Books are merely compilations of existing poetry on Kung Fu Haiku. You don't need to ask permission to use haiku in your books, although we do provide the option to include linked author names, both on the haiku's page and at the start of the book.

To add haiku to a book, simply tap the little book icon () next to each haiku on the front page. When you've selected the ones you want, click the 'Create Book' button at the foot of the page and fill out the necessary information.
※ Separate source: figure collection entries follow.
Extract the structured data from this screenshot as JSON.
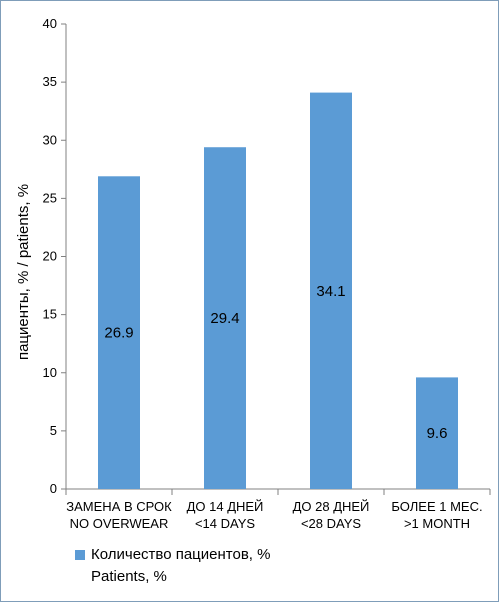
{
  "chart_data": {
    "type": "bar",
    "categories": [
      [
        "ЗАМЕНА В СРОК",
        "NO OVERWEAR"
      ],
      [
        "ДО 14 ДНЕЙ",
        "<14 DAYS"
      ],
      [
        "ДО 28 ДНЕЙ",
        "<28 DAYS"
      ],
      [
        "БОЛЕЕ 1 МЕС.",
        ">1 MONTH"
      ]
    ],
    "series": [
      {
        "name": "Количество пациентов, % Patients, %",
        "name_lines": [
          "Количество пациентов, %",
          "Patients, %"
        ],
        "values": [
          26.9,
          29.4,
          34.1,
          9.6
        ],
        "value_labels": [
          "26.9",
          "29.4",
          "34.1",
          "9.6"
        ],
        "color": "#5b9bd5"
      }
    ],
    "ylabel": "пациенты, % / patients, %",
    "xlabel": "",
    "title": "",
    "ylim": [
      0,
      40
    ],
    "yticks": [
      0,
      5,
      10,
      15,
      20,
      25,
      30,
      35,
      40
    ],
    "grid": false,
    "legend_position": "bottom-left"
  }
}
Each page contains one haiku, and you can have as many pages as you like (a minimum of 4 haiku must be selected). Once your book is created, it will have its own unique web address which you can share with friends, family, and colleagues. For example:


Book Options

The following configuration options are available when creating a book:

  • Upload a custom front cover image
  • Choose from 6 different paper types
  • Choose from 18 different typefaces (fonts)
  • Modify colours
  • Drag 'n' drop page sorting - order your haiku for the best impact, just like tracks on an album
  • Include an optional title page
  • Include an optional index of first lines
  • Choose to include author names

Some folks choose to post the haiku that they wish to include in a book as private works, a members-only feature. There are a number of reasons for doing so:

  • Private haiku do not appear on the website's front page
  • Private haiku cannot be viewed independently (except by the author)
  • It lends more immediacy and uniqueness to the book as the haiku will all be 'fresh'
  • Themed or concept books can be easily created

The Library

Books in the library are compilations of existing work on haiku. You must be a logged-in member to place a book in the library.
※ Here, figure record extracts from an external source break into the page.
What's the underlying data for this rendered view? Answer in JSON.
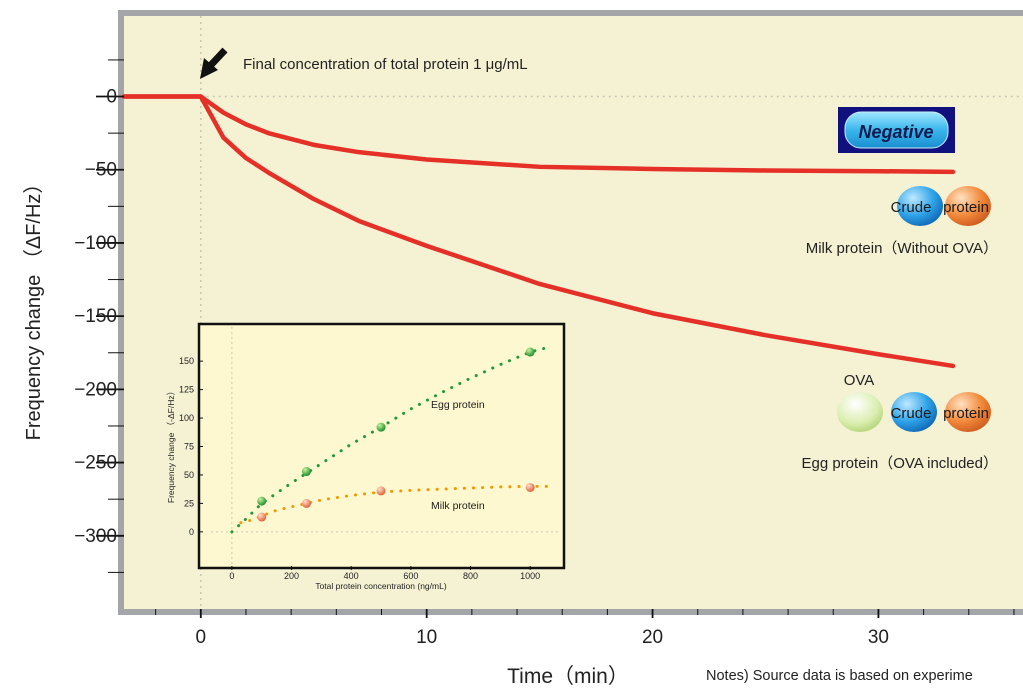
{
  "chart_data": [
    {
      "type": "line",
      "xlabel": "Time（min）",
      "ylabel": "Frequency change （ΔF/Hz）",
      "xlim": [
        -3.4,
        36.4
      ],
      "ylim": [
        -350,
        55
      ],
      "x_ticks": [
        0,
        10,
        20,
        30
      ],
      "y_ticks": [
        0,
        -50,
        -100,
        -150,
        -200,
        -250,
        -300
      ],
      "tick_labels": {
        "x": [
          "0",
          "10",
          "20",
          "30"
        ],
        "y": [
          "0",
          "−50",
          "−100",
          "−150",
          "−200",
          "−250",
          "−300"
        ]
      },
      "series": [
        {
          "name": "Milk protein",
          "x": [
            -3.4,
            0,
            1,
            2,
            3,
            5,
            7,
            10,
            15,
            20,
            25,
            30,
            33.3
          ],
          "y": [
            0,
            0,
            -11,
            -19,
            -25,
            -33,
            -38,
            -43,
            -48,
            -49.5,
            -50.5,
            -51,
            -51.5
          ]
        },
        {
          "name": "Egg protein",
          "x": [
            -3.4,
            0,
            1,
            2,
            3,
            5,
            7,
            10,
            15,
            20,
            25,
            30,
            33.3
          ],
          "y": [
            0,
            0,
            -28,
            -42,
            -52,
            -70,
            -85,
            -102,
            -128,
            -148,
            -163,
            -176,
            -184
          ]
        }
      ],
      "annotations": {
        "arrow_text": "Final concentration of total protein 1 μg/mL",
        "badge_text": "Negative",
        "crude_text": "Crude",
        "protein_text": "protein",
        "crude2_text": "Crude",
        "protein2_text": "protein",
        "ova_text": "OVA",
        "milk_caption": "Milk protein（Without OVA）",
        "egg_caption": "Egg protein（OVA included）",
        "notes": "Notes) Source data is based on experime"
      },
      "colors": {
        "line": "#e53027",
        "plot_bg": "#f5f2d4",
        "frame": "#a3a5a8"
      }
    },
    {
      "type": "scatter",
      "xlabel": "Total protein concentration (ng/mL)",
      "ylabel": "Frequency change （-ΔF/Hz）",
      "xlim": [
        -70,
        1100
      ],
      "ylim": [
        -30,
        180
      ],
      "x_ticks": [
        0,
        200,
        400,
        600,
        800,
        1000
      ],
      "y_ticks": [
        0,
        25,
        50,
        75,
        100,
        125,
        150
      ],
      "series": [
        {
          "name": "Egg protein",
          "x": [
            100,
            250,
            500,
            1000
          ],
          "y": [
            27,
            53,
            92,
            158
          ]
        },
        {
          "name": "Milk protein",
          "x": [
            100,
            250,
            500,
            1000
          ],
          "y": [
            13,
            25,
            36,
            39
          ]
        }
      ],
      "trend": {
        "egg": {
          "x": [
            0,
            50,
            100,
            200,
            300,
            400,
            500,
            600,
            700,
            800,
            900,
            1000,
            1060
          ],
          "y": [
            0,
            12,
            25,
            43,
            60,
            77,
            92,
            108,
            122,
            135,
            147,
            158,
            162
          ]
        },
        "milk": {
          "x": [
            30,
            60,
            100,
            150,
            200,
            300,
            400,
            500,
            600,
            700,
            800,
            900,
            1000,
            1060
          ],
          "y": [
            8,
            10,
            14,
            19,
            22,
            28,
            32,
            35,
            36.5,
            37.5,
            38.5,
            39.5,
            40,
            40
          ]
        }
      },
      "colors": {
        "egg": "#1f9a3a",
        "milk": "#f39800",
        "bg": "#fdf8cf"
      }
    }
  ]
}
At the moment, membership to Kung Fu Haiku is by invitation only. You can request an invitation by sending an email to info[at] and telling us a bit about yourself, or by asking someone who is already a member to send you one.

Membership Benefits

  • Edit your haiku (e.g. to revise or correct spelling mistakes)
  • View all of your haiku and books in one place, along with votes received
  • Post private haiku and books
  • Place your books in the library
  • Change the look and feel of the website (even the weather and time of day!)
  • Receive email notifications when new haiku or books are published
  • Change the voice of the haiku audio narration
  • Chat in realtime with other members
  • Send out invitations to new members
  • Adopt orphaned lines from the Kung Fu Haiku hospital


There is no advertising on Kung Fu Haiku. If you do see adverts, then either your browser has been hijacked or you're using some kind of unscrupulous plugin.


Please read the terms and conditions for all matters regarding copyright and intellectual property.

Other Stuff

Q: Haiku is Japanese, Kung Fu is Chinese - why have you combined them?
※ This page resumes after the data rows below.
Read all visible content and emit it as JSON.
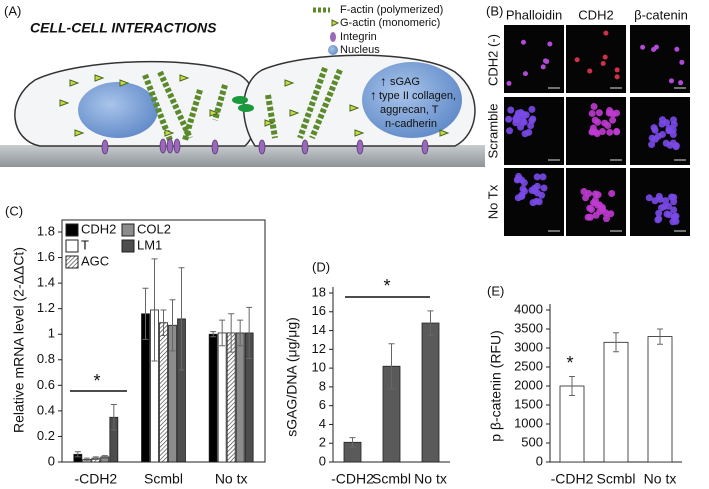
{
  "panel_a": {
    "label": "(A)",
    "title": "CELL-CELL INTERACTIONS",
    "legend": [
      "F-actin (polymerized)",
      "G-actin (monomeric)",
      "Integrin",
      "Nucleus"
    ],
    "nucleus_text": [
      "sGAG",
      "type II collagen,",
      "aggrecan, T",
      "n-cadherin"
    ]
  },
  "panel_b": {
    "label": "(B)",
    "columns": [
      "Phalloidin",
      "CDH2",
      "β-catenin"
    ],
    "rows": [
      "CDH2 (-)",
      "Scramble",
      "No Tx"
    ]
  },
  "chart_data": [
    {
      "type": "bar",
      "panel": "(C)",
      "ylabel": "Relative mRNA level (2-ΔΔCt)",
      "annotation": "*",
      "categories": [
        "-CDH2",
        "Scmbl",
        "No tx"
      ],
      "series": [
        {
          "name": "CDH2",
          "color": "#000000",
          "values": [
            0.06,
            1.16,
            1.0
          ],
          "errors": [
            0.02,
            0.2,
            0.02
          ]
        },
        {
          "name": "T",
          "color": "#ffffff",
          "values": [
            0.02,
            1.19,
            1.01
          ],
          "errors": [
            0.01,
            0.4,
            0.1
          ]
        },
        {
          "name": "AGC",
          "color": "#ffffff",
          "hatch": true,
          "values": [
            0.03,
            1.09,
            1.01
          ],
          "errors": [
            0.01,
            0.1,
            0.15
          ]
        },
        {
          "name": "COL2",
          "color": "#8c8c8c",
          "values": [
            0.04,
            1.07,
            1.01
          ],
          "errors": [
            0.01,
            0.2,
            0.1
          ]
        },
        {
          "name": "LM1",
          "color": "#4d4d4d",
          "values": [
            0.35,
            1.12,
            1.01
          ],
          "errors": [
            0.1,
            0.4,
            0.2
          ]
        }
      ],
      "ylim": [
        0,
        1.8
      ],
      "yticks": [
        0,
        0.2,
        0.4,
        0.6,
        0.8,
        1,
        1.2,
        1.4,
        1.6,
        1.8
      ]
    },
    {
      "type": "bar",
      "panel": "(D)",
      "ylabel": "sGAG/DNA (μg/μg)",
      "annotation": "*",
      "categories": [
        "-CDH2",
        "Scmbl",
        "No tx"
      ],
      "series": [
        {
          "color": "#5a5a5a",
          "values": [
            2.1,
            10.2,
            14.8
          ],
          "errors": [
            0.5,
            2.4,
            1.3
          ]
        }
      ],
      "ylim": [
        0,
        18
      ],
      "yticks": [
        0,
        2,
        4,
        6,
        8,
        10,
        12,
        14,
        16,
        18
      ]
    },
    {
      "type": "bar",
      "panel": "(E)",
      "ylabel": "p β-catenin (RFU)",
      "annotation": "*",
      "categories": [
        "-CDH2",
        "Scmbl",
        "No tx"
      ],
      "series": [
        {
          "color": "#ffffff",
          "values": [
            2000,
            3150,
            3300
          ],
          "errors": [
            250,
            250,
            200
          ]
        }
      ],
      "ylim": [
        0,
        4000
      ],
      "yticks": [
        0,
        500,
        1000,
        1500,
        2000,
        2500,
        3000,
        3500,
        4000
      ]
    }
  ]
}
A: Nobody's perfect. And it sounded good at the time.

Q: The syllable counter is returning the wrong number.

A: Yes, this happens from time to time. It's pretty tricky (without a dictionary look-up) due to the numerous anomolies in the English language. For the technically curious, I'm using some regex with a growing list of exceptions. There's a great saying: "when a programmer uses regex to solve a problem, he then has two problems".

Q: Who designed the website - it's great/awful?

A: Russell McVeigh (me) designed the website, along with some help from a few friends.

Q: How long has Kung Fu Haiku been running?

A: Since around 2008, so that's roughly 16 years.